Pi by Inflection.ai was doing audio-to-audio long before GPT-4o with the most realistic voice ever (human-like imperfections, micro-pauses, etc). I don’t know why it didn’t get more attention.


Was it end-to-end or it was audio -> speech to text -> LLM -> text to speech -> audio? I imagine it's the latter.


It's end-to-end audio, in the sense that you speak and it will reply audibly, all without visibly transcribing your words into a prompt and submitting (it may in fact be employing STT->LLM on the backend, I don't know).

Works great in the car on speaker with the kids -- endless Harry Potter trivia, science questions, etc. I was completely blown away by the voice. Truly conversational.


> It's end-to-end audio, in the sense that you speak and it will reply audibly

This is not what was meant by "audio-to-audio" or "end-to-end". It's not a statement about the UI, it's a statement about the whole system.

> it may in fact be employing STT->LLM on the backend

It certainly is, and additionally TTS after the LLM, all connected solely by text. This is not audio-to-audio, it's audio-to-text-to-audio, and the components are trained separately, not end-to-end. ChatGPT has already done this too, for months.

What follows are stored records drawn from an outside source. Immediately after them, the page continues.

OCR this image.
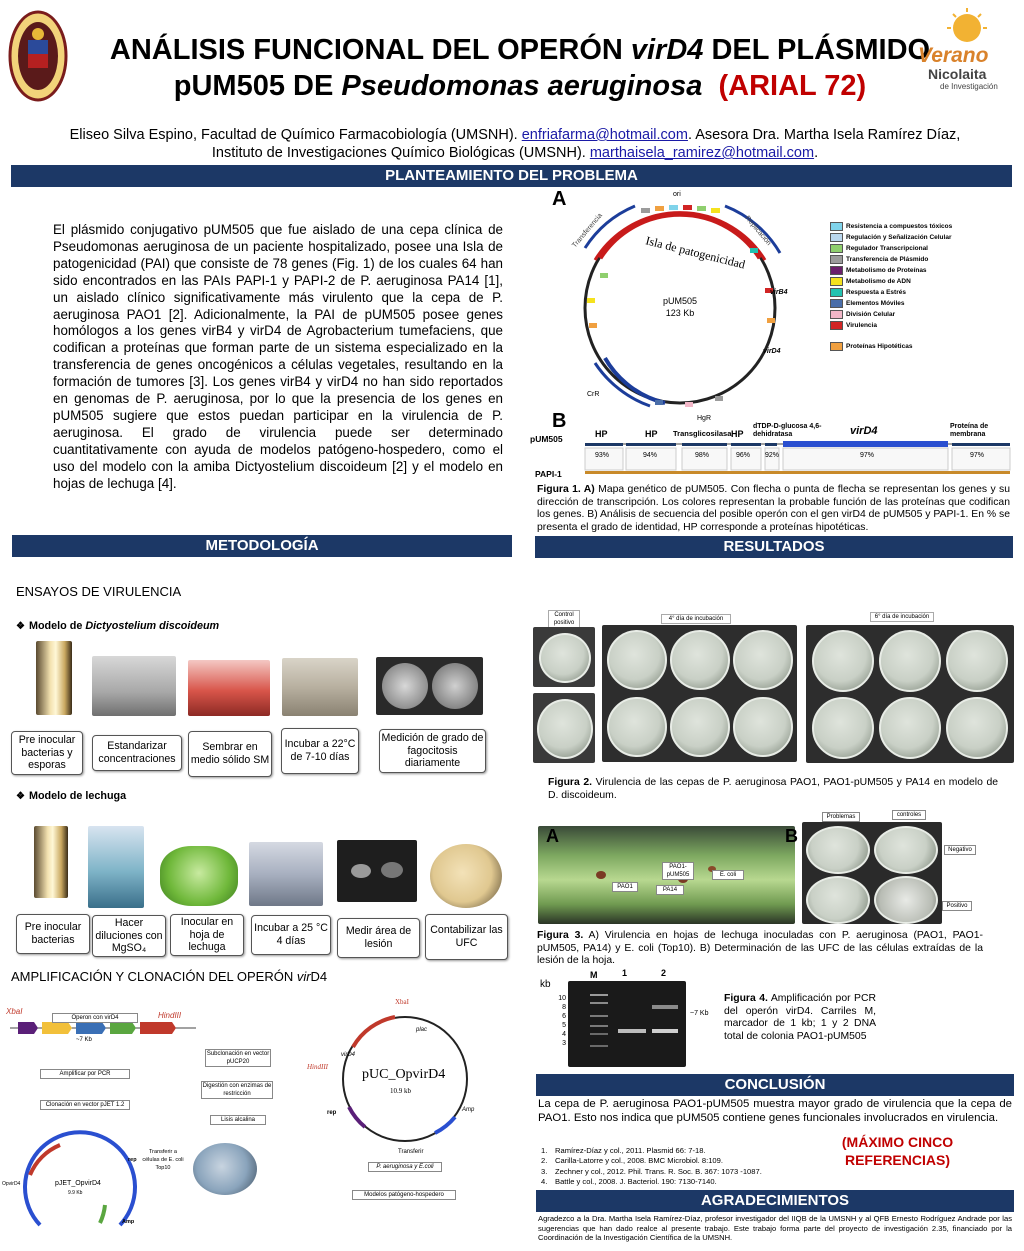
ANÁLISIS FUNCIONAL DEL OPERÓN virD4 DEL PLÁSMIDO
pUM505 DE Pseudomonas aeruginosa (ARIAL 72)
Verano
Nicolaita
de Investigación
Eliseo Silva Espino, Facultad de Químico Farmacobiología (UMSNH). enfriafarma@hotmail.com. Asesora Dra. Martha Isela Ramírez Díaz,
Instituto de Investigaciones Químico Biológicas (UMSNH). marthaisela_ramirez@hotmail.com.
PLANTEAMIENTO DEL PROBLEMA
El plásmido conjugativo pUM505 que fue aislado de una cepa clínica de Pseudomonas aeruginosa de un paciente hospitalizado, posee una Isla de patogenicidad (PAI) que consiste de 78 genes (Fig. 1) de los cuales 64 han sido encontrados en las PAIs PAPI-1 y PAPI-2 de P. aeruginosa PA14 [1], un aislado clínico significativamente más virulento que la cepa de P. aeruginosa PAO1 [2]. Adicionalmente, la PAI de pUM505 posee genes homólogos a los genes virB4 y virD4 de Agrobacterium tumefaciens, que codifican a proteínas que forman parte de un sistema especializado en la transferencia de genes oncogénicos a células vegetales, resultando en la formación de tumores [3]. Los genes virB4 y virD4 no han sido reportados en genomas de P. aeruginosa, por lo que la presencia de los genes en pUM505 sugiere que estos puedan participar en la virulencia de P. aeruginosa. El grado de virulencia puede ser determinado cuantitativamente con ayuda de modelos patógeno-hospedero, como el uso del modelo con la amiba Dictyostelium discoideum [2] y el modelo en hojas de lechuga [4].
A
pUM505
123 Kb
Isla de patogenicidad
ori
Transferencia	Replicación
virB4
virD4
CrR
HgR
Resistencia a compuestos tóxicos
Regulación y Señalización Celular
Regulador Transcripcional
Transferencia de Plásmido
Metabolismo de Proteínas
Metabolismo de ADN
Respuesta a Estrés
Elementos Móviles
División Celular
Virulencia
Proteínas Hipotéticas
B
pUM505
PAPI-1
HP	HP Transglicosilasa HP
dTDP-D-glucosa 4,6-dehidratasa	virD4	Proteína de membrana
93%	94%	98%	96% 92%	97%	97%
Figura 1. A) Mapa genético de pUM505. Con flecha o punta de flecha se representan los genes y su dirección de transcripción. Los colores representan la probable función de las proteínas que codifican los genes. B) Análisis de secuencia del posible operón con el gen virD4 de pUM505 y PAPI-1. En % se presenta el grado de identidad, HP corresponde a proteínas hipotéticas.
METODOLOGÍA	RESULTADOS
ENSAYOS DE VIRULENCIA
❖ Modelo de Dictyostelium discoideum
Pre inocular bacterias y esporas
Estandarizar concentraciones
Sembrar en medio sólido SM
Incubar a 22°C de 7-10 días
Medición de grado de fagocitosis diariamente
❖ Modelo de lechuga
Pre inocular bacterias
Hacer diluciones con MgSO₄
Inocular en hoja de lechuga
Incubar a 25 °C 4 días
Medir área de lesión
Contabilizar las UFC
AMPLIFICACIÓN Y CLONACIÓN DEL OPERÓN virD4
XbaI	HindIII
Operon con virD4
~7 Kb
Amplificar por PCR
Clonación en vector pJET 1.2
pJET_OpvirD4
9.9 Kb
OpvirD4
rep
Amp
Transferir a células de E. coli Top10
Subclonación en vector pUCP20
Digestión con enzimas de restricción
Lisis alcalina
XbaI
HindIII
plac
virD4
pUC_OpvirD4
10.9 kb
rep	Amp
Transferir
P. aeruginosa y E.coli
Modelos patógeno-hospedero
Control positivo
4° día de incubación	6° día de incubación
Figura 2. Virulencia de las cepas de P. aeruginosa PAO1, PAO1-pUM505 y PA14 en modelo de D. discoideum.
A
PAO1-pUM505	E. coli
PAO1	PA14
B
Problemas	controles
Negativo
Positivo
Figura 3. A) Virulencia en hojas de lechuga inoculadas con P. aeruginosa (PAO1, PAO1-pUM505, PA14) y E. coli (Top10). B) Determinación de las UFC de las células extraídas de la lesión de la hoja.
kb
M	1	2
10
8
6
5
4
3
~7 Kb
Figura 4. Amplificación por PCR del operón virD4. Carriles M, marcador de 1 kb; 1 y 2 DNA total de colonia PAO1-pUM505
CONCLUSIÓN
La cepa de P. aeruginosa PAO1-pUM505 muestra mayor grado de virulencia que la cepa de PAO1. Esto nos indica que pUM505 contiene genes funcionales involucrados en virulencia.
1. Ramírez-Díaz y col., 2011. Plasmid 66: 7-18.
2. Carilla-Latorre y col., 2008. BMC Microbiol. 8:109.
3. Zechner y col., 2012. Phil. Trans. R. Soc. B. 367: 1073 -1087.
4. Battle y col., 2008. J. Bacteriol. 190: 7130-7140.
(MÁXIMO CINCO REFERENCIAS)
AGRADECIMIENTOS
Agradezco a la Dra. Martha Isela Ramírez-Díaz, profesor investigador del IIQB de la UMSNH y al QFB Ernesto Rodríguez Andrade por las sugerencias que han dado realce al presente trabajo. Este trabajo forma parte del proyecto de investigación 2.35, financiado por la Coordinación de la Investigación Científica de la UMSNH.
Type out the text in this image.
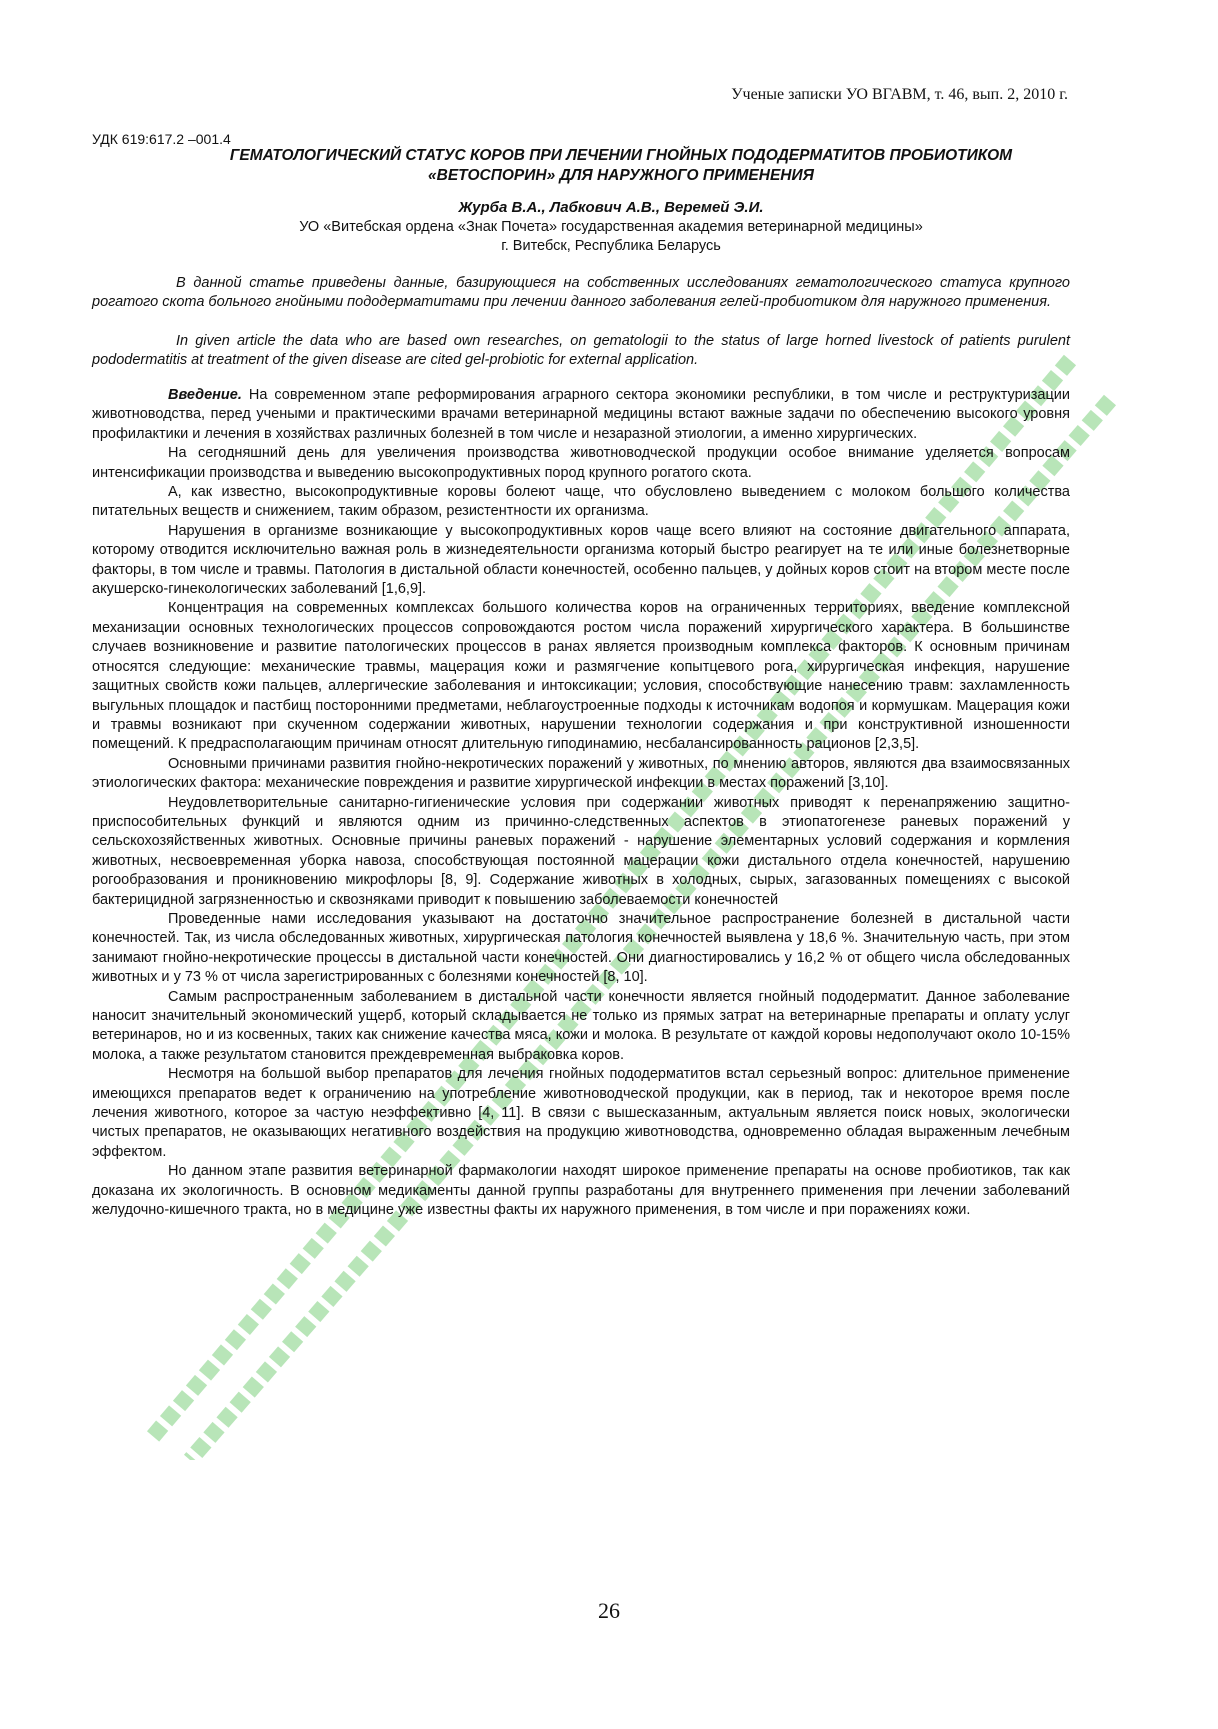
Ученые записки УО ВГАВМ, т. 46, вып. 2, 2010 г.
УДК 619:617.2 –001.4
ГЕМАТОЛОГИЧЕСКИЙ СТАТУС КОРОВ ПРИ ЛЕЧЕНИИ ГНОЙНЫХ ПОДОДЕРМАТИТОВ ПРОБИОТИКОМ «ВЕТОСПОРИН» ДЛЯ НАРУЖНОГО ПРИМЕНЕНИЯ
Журба В.А., Лабкович А.В., Веремей Э.И.
УО «Витебская ордена «Знак Почета» государственная академия ветеринарной медицины»
г. Витебск, Республика Беларусь

В данной статье приведены данные, базирующиеся на собственных исследованиях гематологического статуса крупного рогатого скота больного гнойными пододерматитами при лечении данного заболевания гелей-пробиотиком для наружного применения.

In given article the data who are based own researches, on gematologii to the status of large horned livestock of patients purulent pododermatitis at treatment of the given disease are cited gel-probiotic for external application.

Введение. На современном этапе реформирования аграрного сектора экономики республики, в том числе и реструктуризации животноводства, перед учеными и практическими врачами ветеринарной медицины встают важные задачи по обеспечению высокого уровня профилактики и лечения в хозяйствах различных болезней в том числе и незаразной этиологии, а именно хирургических.

На сегодняшний день для увеличения производства животноводческой продукции особое внимание уделяется вопросам интенсификации производства и выведению высокопродуктивных пород крупного рогатого скота.

А, как известно, высокопродуктивные коровы болеют чаще, что обусловлено выведением с молоком большого количества питательных веществ и снижением, таким образом, резистентности их организма.

Нарушения в организме возникающие у высокопродуктивных коров чаще всего влияют на состояние двигательного аппарата, которому отводится исключительно важная роль в жизнедеятельности организма который быстро реагирует на те или иные болезнетворные факторы, в том числе и травмы. Патология в дистальной области конечностей, особенно пальцев, у дойных коров стоит на втором месте после акушерско-гинекологических заболеваний [1,6,9].

Концентрация на современных комплексах большого количества коров на ограниченных территориях, введение комплексной механизации основных технологических процессов сопровождаются ростом числа поражений хирургического характера. В большинстве случаев возникновение и развитие патологических процессов в ранах является производным комплекса факторов. К основным причинам относятся следующие: механические травмы, мацерация кожи и размягчение копытцевого рога, хирургическая инфекция, нарушение защитных свойств кожи пальцев, аллергические заболевания и интоксикации; условия, способствующие нанесению травм: захламленность выгульных площадок и пастбищ посторонними предметами, неблагоустроенные подходы к источникам водопоя и кормушкам. Мацерация кожи и травмы возникают при скученном содержании животных, нарушении технологии содержания и при конструктивной изношенности помещений. К предрасполагающим причинам относят длительную гиподинамию, несбалансированность рационов [2,3,5].

Основными причинами развития гнойно-некротических поражений у животных, по мнению авторов, являются два взаимосвязанных этиологических фактора: механические повреждения и развитие хирургической инфекции в местах поражений [3,10].

Неудовлетворительные санитарно-гигиенические условия при содержании животных приводят к перенапряжению защитно-приспособительных функций и являются одним из причинно-следственных аспектов в этиопатогенезе раневых поражений у сельскохозяйственных животных. Основные причины раневых поражений - нарушение элементарных условий содержания и кормления животных, несвоевременная уборка навоза, способствующая постоянной мацерации кожи дистального отдела конечностей, нарушению рогообразования и проникновению микрофлоры [8, 9]. Содержание животных в холодных, сырых, загазованных помещениях с высокой бактерицидной загрязненностью и сквозняками приводит к повышению заболеваемости конечностей

Проведенные нами исследования указывают на достаточно значительное распространение болезней в дистальной части конечностей. Так, из числа обследованных животных, хирургическая патология конечностей выявлена у 18,6 %. Значительную часть, при этом занимают гнойно-некротические процессы в дистальной части конечностей. Они диагностировались у 16,2 % от общего числа обследованных животных и у 73 % от числа зарегистрированных с болезнями конечностей [8, 10].

Самым распространенным заболеванием в дистальной части конечности является гнойный пододерматит. Данное заболевание наносит значительный экономический ущерб, который складывается не только из прямых затрат на ветеринарные препараты и оплату услуг ветеринаров, но и из косвенных, таких как снижение качества мяса, кожи и молока. В результате от каждой коровы недополучают около 10-15% молока, а также результатом становится преждевременная выбраковка коров.

Несмотря на большой выбор препаратов для лечения гнойных пододерматитов встал серьезный вопрос: длительное применение имеющихся препаратов ведет к ограничению на употребление животноводческой продукции, как в период, так и некоторое время после лечения животного, которое за частую неэффективно [4, 11]. В связи с вышесказанным, актуальным является поиск новых, экологически чистых препаратов, не оказывающих негативного воздействия на продукцию животноводства, одновременно обладая выраженным лечебным эффектом.

Но данном этапе развития ветеринарной фармакологии находят широкое применение препараты на основе пробиотиков, так как доказана их экологичность. В основном медикаменты данной группы разработаны для внутреннего применения при лечении заболеваний желудочно-кишечного тракта, но в медицине уже известны факты их наружного применения, в том числе и при поражениях кожи.

26
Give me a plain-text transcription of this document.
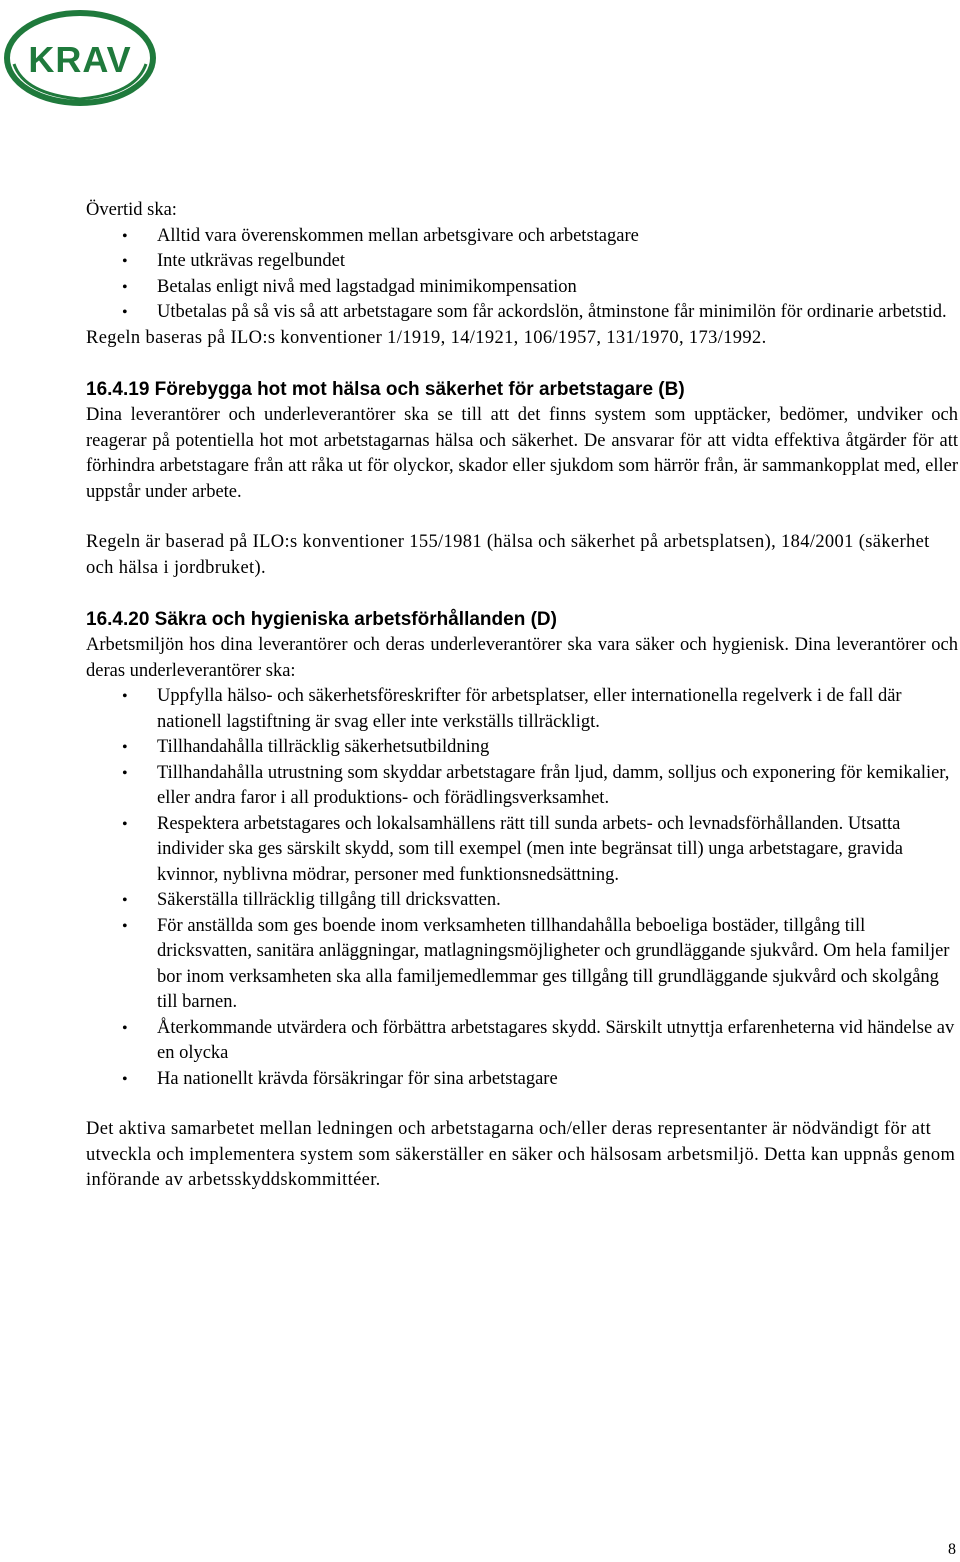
KRAV

Övertid ska:

• Alltid vara överenskommen mellan arbetsgivare och arbetstagare
• Inte utkrävas regelbundet
• Betalas enligt nivå med lagstadgad minimikompensation
• Utbetalas på så vis så att arbetstagare som får ackordslön, åtminstone får minimilön för ordinarie arbetstid.

Regeln baseras på ILO:s konventioner 1/1919, 14/1921, 106/1957, 131/1970, 173/1992.

16.4.19 Förebygga hot mot hälsa och säkerhet för arbetstagare (B)

Dina leverantörer och underleverantörer ska se till att det finns system som upptäcker, bedömer, undviker och reagerar på potentiella hot mot arbetstagarnas hälsa och säkerhet. De ansvarar för att vidta effektiva åtgärder för att förhindra arbetstagare från att råka ut för olyckor, skador eller sjukdom som härrör från, är sammankopplat med, eller uppstår under arbete.

Regeln är baserad på ILO:s konventioner 155/1981 (hälsa och säkerhet på arbetsplatsen), 184/2001 (säkerhet och hälsa i jordbruket).

16.4.20 Säkra och hygieniska arbetsförhållanden (D)

Arbetsmiljön hos dina leverantörer och deras underleverantörer ska vara säker och hygienisk. Dina leverantörer och deras underleverantörer ska:

• Uppfylla hälso- och säkerhetsföreskrifter för arbetsplatser, eller internationella regelverk i de fall där nationell lagstiftning är svag eller inte verkställs tillräckligt.
• Tillhandahålla tillräcklig säkerhetsutbildning
• Tillhandahålla utrustning som skyddar arbetstagare från ljud, damm, solljus och exponering för kemikalier, eller andra faror i all produktions- och förädlingsverksamhet.
• Respektera arbetstagares och lokalsamhällens rätt till sunda arbets- och levnadsförhållanden. Utsatta individer ska ges särskilt skydd, som till exempel (men inte begränsat till) unga arbetstagare, gravida kvinnor, nyblivna mödrar, personer med funktionsnedsättning.
• Säkerställa tillräcklig tillgång till dricksvatten.
• För anställda som ges boende inom verksamheten tillhandahålla beboeliga bostäder, tillgång till dricksvatten, sanitära anläggningar, matlagningsmöjligheter och grundläggande sjukvård. Om hela familjer bor inom verksamheten ska alla familjemedlemmar ges tillgång till grundläggande sjukvård och skolgång till barnen.
• Återkommande utvärdera och förbättra arbetstagares skydd. Särskilt utnyttja erfarenheterna vid händelse av en olycka
• Ha nationellt krävda försäkringar för sina arbetstagare

Det aktiva samarbetet mellan ledningen och arbetstagarna och/eller deras representanter är nödvändigt för att utveckla och implementera system som säkerställer en säker och hälsosam arbetsmiljö. Detta kan uppnås genom införande av arbetsskyddskommittéer.

8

See OpenAI's GPT-4 blog post: https://openai.com/index/hello-gpt-4o/

> Prior to GPT-4o, you could use Voice Mode to talk to ChatGPT with latencies of 2.8 seconds (GPT-3.5) and 5.4 seconds (GPT-4) on average. To achieve this, Voice Mode is a pipeline of three separate models: one simple model transcribes audio to text, GPT-3.5 or GPT-4 takes in text and outputs text, and a third simple model converts that text back to audio. This process means that the main source of intelligence, GPT-4, loses a lot of information—it can’t directly observe tone, multiple speakers, or background noises, and it can’t output laughter, singing, or express emotion.

> With GPT-4o, we trained a single new model end-to-end across text, vision, and audio, meaning that all inputs and outputs are processed by the same neural network.


Thanks. I hadn't actually read the announcement, just all the hullabaloo about how the voice sounded so human-like (and like ScarJo), and that's what had impressed me the most about conversing with Pi, thus my OP.


Can it understand how you feel by the intonation of your voice, can it recognize the animal by the sound? If not, then it's probably not end-to-end, ChatGPT already had this mode for months where they simply use a STT and TTS to let you converse with the AI.


Why isn’t Microsoft Azure’s TTS on here? (or am I missing something and it’s called something else)


Many proprietary ones are missing including OpenAI. I'd guess that they don't have budget to pay for the API usage. I think the leaderboard is more focused on open source options.


Isn’t gpt 4o voice not audio to audio, but audio to text to audio?


It isn't released yet, but the new one that they demoed is audio-to-audio. That's why it can do things like sing songs, and detect emotion in voices.

The one that you can currently access in the ChatGPT app (with subscription) is the old one which is ASR->LLM->TTS.


Are we sure it’s a single model behind the scenes doing that?

Practically it doesn’t really matter, but I’d like to know for sure.


It's the second paragraph in their announcement blog post. https://openai.com/index/hello-gpt-4o/

> Prior to GPT-4o, you could use Voice Mode to talk to ChatGPT with latencies of 2.8 seconds (GPT-3.5) and 5.4 seconds (GPT-4) on average. To achieve this, Voice Mode is a pipeline of three separate models: one simple model transcribes audio to text, GPT-3.5 or GPT-4 takes in text and outputs text, and a third simple model converts that text back to audio. This process means that the main source of intelligence, GPT-4, loses a lot of information—it can’t directly observe tone, multiple speakers, or background noises, and it can’t output laughter, singing, or express emotion.

> With GPT-4o, we trained a single new model end-to-end across text, vision, and audio, meaning that all inputs and outputs are processed by the same neural network.


I'm pretty sure you can use the new GPT4o audio-to-audio model already – even without a subscription. You can even use the "Sky" model if you didn't update your app.